Landlord Tenant Case
Written by Jane Coyle on 29 May 2010« Return to Reading Room
Court of Appeal
Published May 26, 2010 in the Times Law Reports
Hughes v Borodex Ltd
Before Sir Andrew Morritt, Chancellor, Lady Justice Arden and Lord Justice Patten
Judgment April 27, 2010
A landlord was entitled to serve notice to quit on a tenant who lost her protected tenancy by carrying out improvements in the property which resulted in its rent exceeding the assured protected tenancy limit.
The Court of Appeal so held when dismissing the appeal of the tenant, Cherry Sheila Hughes, from the dismissal by Mr Justice Collins 2009 EWHC 565 Admin of her appeal from the decision of a rent assessment committee on May 7, 2008, that it was not entitled to disregard improvements made by her when assessing the rent payable to the defendant landlord, Borodex Ltd, under the new assured periodic tenancy created by the Housing Act 1988, which was to replace her long residential tenancy which had expired.
Mr Martin Rodger, QC and Ms Victoria Williams for the tenant and Mr Philip Rainey, QC and Mr Christopher Heather for the landlord.
LADY JUSTICE ARDEN said that provisions for rent reviews and fixing the rent often provided for a tenant's improvements to be disregarded in the interests of fairness to the tenant.

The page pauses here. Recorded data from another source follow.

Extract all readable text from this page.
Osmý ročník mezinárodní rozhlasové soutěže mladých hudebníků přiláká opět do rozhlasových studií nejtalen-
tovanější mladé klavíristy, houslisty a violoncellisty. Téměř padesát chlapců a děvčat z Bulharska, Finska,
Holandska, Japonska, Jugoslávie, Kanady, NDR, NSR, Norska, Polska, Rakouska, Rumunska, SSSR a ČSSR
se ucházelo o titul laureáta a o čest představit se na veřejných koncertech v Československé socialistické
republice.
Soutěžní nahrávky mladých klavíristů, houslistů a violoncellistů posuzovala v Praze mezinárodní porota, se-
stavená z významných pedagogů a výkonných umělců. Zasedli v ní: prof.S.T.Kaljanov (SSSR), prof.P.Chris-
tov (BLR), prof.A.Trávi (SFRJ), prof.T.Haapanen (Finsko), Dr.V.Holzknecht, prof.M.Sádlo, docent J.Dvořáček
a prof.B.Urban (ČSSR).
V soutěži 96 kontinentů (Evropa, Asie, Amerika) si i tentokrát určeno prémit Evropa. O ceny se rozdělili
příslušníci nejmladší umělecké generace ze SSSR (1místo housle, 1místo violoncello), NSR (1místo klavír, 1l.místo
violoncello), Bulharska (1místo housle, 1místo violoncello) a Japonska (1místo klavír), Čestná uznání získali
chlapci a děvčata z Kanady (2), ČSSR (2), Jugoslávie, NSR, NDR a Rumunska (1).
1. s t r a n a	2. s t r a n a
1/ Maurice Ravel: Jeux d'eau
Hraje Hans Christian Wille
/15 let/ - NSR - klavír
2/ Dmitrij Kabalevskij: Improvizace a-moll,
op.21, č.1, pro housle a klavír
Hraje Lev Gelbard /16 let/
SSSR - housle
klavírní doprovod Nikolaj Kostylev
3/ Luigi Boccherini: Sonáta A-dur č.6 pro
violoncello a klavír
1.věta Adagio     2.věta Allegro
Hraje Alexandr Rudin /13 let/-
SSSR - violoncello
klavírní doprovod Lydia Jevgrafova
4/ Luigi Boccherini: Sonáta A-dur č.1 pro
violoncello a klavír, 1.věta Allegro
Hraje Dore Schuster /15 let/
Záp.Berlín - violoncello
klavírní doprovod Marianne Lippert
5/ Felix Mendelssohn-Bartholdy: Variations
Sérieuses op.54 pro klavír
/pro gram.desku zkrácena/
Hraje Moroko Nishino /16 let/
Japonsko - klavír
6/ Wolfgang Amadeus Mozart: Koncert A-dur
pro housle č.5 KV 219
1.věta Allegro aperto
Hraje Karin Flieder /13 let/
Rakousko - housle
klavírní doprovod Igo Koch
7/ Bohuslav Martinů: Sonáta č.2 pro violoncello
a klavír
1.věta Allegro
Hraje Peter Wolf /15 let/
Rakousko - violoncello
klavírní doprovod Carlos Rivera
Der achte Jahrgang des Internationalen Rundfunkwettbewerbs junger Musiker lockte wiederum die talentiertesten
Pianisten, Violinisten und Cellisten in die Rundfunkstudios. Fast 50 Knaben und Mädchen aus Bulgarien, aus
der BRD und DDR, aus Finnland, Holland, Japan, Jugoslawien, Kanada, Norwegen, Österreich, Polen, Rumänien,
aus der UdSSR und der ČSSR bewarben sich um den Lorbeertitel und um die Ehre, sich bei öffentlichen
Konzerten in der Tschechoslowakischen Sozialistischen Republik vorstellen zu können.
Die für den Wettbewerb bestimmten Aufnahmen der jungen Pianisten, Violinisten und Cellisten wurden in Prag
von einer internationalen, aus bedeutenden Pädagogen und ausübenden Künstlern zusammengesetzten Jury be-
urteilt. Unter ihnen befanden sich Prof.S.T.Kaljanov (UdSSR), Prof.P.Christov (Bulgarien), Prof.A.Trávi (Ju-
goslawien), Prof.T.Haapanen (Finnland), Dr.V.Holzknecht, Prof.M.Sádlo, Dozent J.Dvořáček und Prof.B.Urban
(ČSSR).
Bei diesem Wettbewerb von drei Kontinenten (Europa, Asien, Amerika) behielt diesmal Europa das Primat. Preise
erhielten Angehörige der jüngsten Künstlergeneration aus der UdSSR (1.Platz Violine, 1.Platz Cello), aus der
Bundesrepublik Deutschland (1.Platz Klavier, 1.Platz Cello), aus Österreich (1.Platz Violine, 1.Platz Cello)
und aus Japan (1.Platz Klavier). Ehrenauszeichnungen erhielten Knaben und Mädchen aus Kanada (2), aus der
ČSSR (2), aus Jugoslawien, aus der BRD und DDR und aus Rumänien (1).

But there was no uniform rule on that.
However, if improvements were to be disregarded under the new form of tenancy that the tenant now had, that result had to be achieved on the interpretation of Schedule 10 to the Local Government and Communities Act 1989.
Her Ladyship said the effect of paragraphs 9 and 11 of Schedule 10 to the 1989 Act in their form and context in relation to rent was clear. Their function was limited to that of enabling the rent to be fixed at the outset.
Once the initial terms, including rent, were fixed, those paragraphs were spent and it was open to the landlord to serve a notice to quit and start the procedure for fixing a new rent under the provisions of section 13 of the 1988 Act.
Schedule 10 to the 1989 Act merely applied in the period immediately after the creation of the new assured tenancies and not throughout their duration.
It was not for the court to assume that Parliament necessarily intended to produce the opposite result with regard to improvements.
It was of course open to Parliament to ameliorate the position, to some extent, by raising the limit, not raised since 1989, for the purpose of the qualifying conditions for assured tenancies.
Lord Justice Patten and the Chancellor agreed.